Wednesday, 19 August 2015

Every day happiness

For someone with an extremist personality, creating a happy medium is often hard to come by.

Over the last few years, I’ve chased goals (and achieved them) due to the constant voice within me striving to approve.

At my smallest I weighed 8 stone 3lbs, a few lbs shy of the anorexic bracket for my height. Society told me this weight was an achievement, I had finally reached the ‘thin ideal’ despite the fact that the relationship I had with myself and food was far from ideal. The desperate need to be skinny had completely taken over my life, and it suddenly became a numbers game, weighing a certain weight, fitting into a certain jeans size, the amount of inches baggier my favourite shirt was…

Since when did we become so obsessed with numbers? The idea that a certain number dictates level of achievement, level of commitment, level of passion. The number of hours spent in the gym, or the number of minutes spent with loved ones is ignored. We forget the sacrifices made to chase that superficial dream.

Three years on and I am still fighting a constant struggle with confidence, though now I am chasing happiness instead of a disappearing waistline.

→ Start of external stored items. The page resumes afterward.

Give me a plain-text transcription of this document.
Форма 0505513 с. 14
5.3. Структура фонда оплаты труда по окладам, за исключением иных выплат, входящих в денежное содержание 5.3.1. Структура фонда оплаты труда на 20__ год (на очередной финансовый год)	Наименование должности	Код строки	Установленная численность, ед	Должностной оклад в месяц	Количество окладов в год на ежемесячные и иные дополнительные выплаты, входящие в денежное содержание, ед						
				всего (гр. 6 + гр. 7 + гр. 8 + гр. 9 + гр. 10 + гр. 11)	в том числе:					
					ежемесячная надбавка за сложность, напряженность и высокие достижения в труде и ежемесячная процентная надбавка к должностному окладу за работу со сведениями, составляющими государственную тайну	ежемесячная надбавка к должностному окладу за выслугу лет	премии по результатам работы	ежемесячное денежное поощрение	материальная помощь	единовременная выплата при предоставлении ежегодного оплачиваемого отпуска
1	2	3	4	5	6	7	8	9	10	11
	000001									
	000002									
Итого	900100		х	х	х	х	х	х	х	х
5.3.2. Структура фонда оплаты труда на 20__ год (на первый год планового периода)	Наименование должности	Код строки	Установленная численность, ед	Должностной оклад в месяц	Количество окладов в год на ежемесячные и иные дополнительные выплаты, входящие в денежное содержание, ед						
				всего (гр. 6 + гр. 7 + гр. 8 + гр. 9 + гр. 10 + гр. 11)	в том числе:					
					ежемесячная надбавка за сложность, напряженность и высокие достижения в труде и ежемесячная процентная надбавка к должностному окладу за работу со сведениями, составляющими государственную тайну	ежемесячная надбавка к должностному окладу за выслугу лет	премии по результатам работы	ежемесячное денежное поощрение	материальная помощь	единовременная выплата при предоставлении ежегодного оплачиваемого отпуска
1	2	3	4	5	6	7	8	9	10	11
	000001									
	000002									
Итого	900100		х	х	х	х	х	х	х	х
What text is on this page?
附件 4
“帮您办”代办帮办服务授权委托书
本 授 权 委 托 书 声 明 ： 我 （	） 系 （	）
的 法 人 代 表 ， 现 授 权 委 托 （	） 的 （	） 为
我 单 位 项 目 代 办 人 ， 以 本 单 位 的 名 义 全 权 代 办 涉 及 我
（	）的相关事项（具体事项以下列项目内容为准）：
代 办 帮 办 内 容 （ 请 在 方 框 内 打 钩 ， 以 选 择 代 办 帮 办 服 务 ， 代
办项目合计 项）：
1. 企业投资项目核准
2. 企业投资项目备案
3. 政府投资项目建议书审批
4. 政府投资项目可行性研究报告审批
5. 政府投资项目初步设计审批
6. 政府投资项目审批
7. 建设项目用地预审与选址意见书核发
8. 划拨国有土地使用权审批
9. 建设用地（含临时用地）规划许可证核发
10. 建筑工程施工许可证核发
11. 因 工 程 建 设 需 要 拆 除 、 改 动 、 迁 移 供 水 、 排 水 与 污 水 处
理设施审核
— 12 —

I have finally sound a job and partner that I completely adore and suddenly health and fitness, which once completely dominated my life, has faded in the background.

Don’t get me wrong, I still train hard 5-6 times a week, eat well 95% of the time, and occasionally feel guilty for having that slice of cake, but I am trying every day not to pick my self apart. I’m focusing on rewarding myself in my career and my relationship by being truly happy.

For over a year I convinced myself I wanted to step on stage, spent 6 months ‘bulking’ and then 10 grueling weeks of dieting. I have also come to the conclusion that when I was at my smallest, I was also my most unhealthy, doing endless amounts of cardio and eating nowhere enough to fulfill a grueling work schedule. I have pushed my body to limits that most wouldn’t even dream of, and I am still nowhere near the svelte lean fitness models I convinced myself I wanted to be.

Last month I had to make a decision. I picked an amazing job opportunity over ten minutes on stage. To some, health and fitness is everything, and for a large proportion of my life it was too. It is only now I realise this was because other aspects of my life were lacking in true purpose. In order to put everything I could into a my dream career, I had to let go of a grueling 3 hour a day cardio binge and focus on fuelling myself enough to be the best employee I could be.

This wasn’t an easy decision to make, and most probably won’t understand the torment I faced. Lack of understanding doesn’t concern me so much, and neither does the possibility that people will assume I’d ‘given up.’ I don’t expect people to understand my thought process, nor do I feel the need to justify myself, I’m more sending out a message to others that it’s okay to pick other things over
your appearance.

I may have been lean but what does that even mean if you aren’t happy? I was moody, argumentative, emotional and a shadow (both physically and mentally) of my former self. I couldn’t concentrate on the simplest of tasks and found myself daydreaming about my next cold, tupperware-housed meal.

Dedication is one thing, but sacrificing your mental state for anything is completely unnecessary. I know that now. I know that with a good job, a loving partner and a future that’s focused on health and happiness, that my body will respond positively in the end.

I have chosen to continue my journey in South Africa, in the media industry I always dreamed of being part of. This doesn’t mean a downward spiral to obesity, it just means I must find a happy medium, where I enjoy my life inside and outside of the gym.  Yes I may not be lean, my abs are hidden behind a layer of fluff and I’m definitely not ‘bikini ready’ but I’m measuring success from happy clients, friends and family, and not on trophies and tan.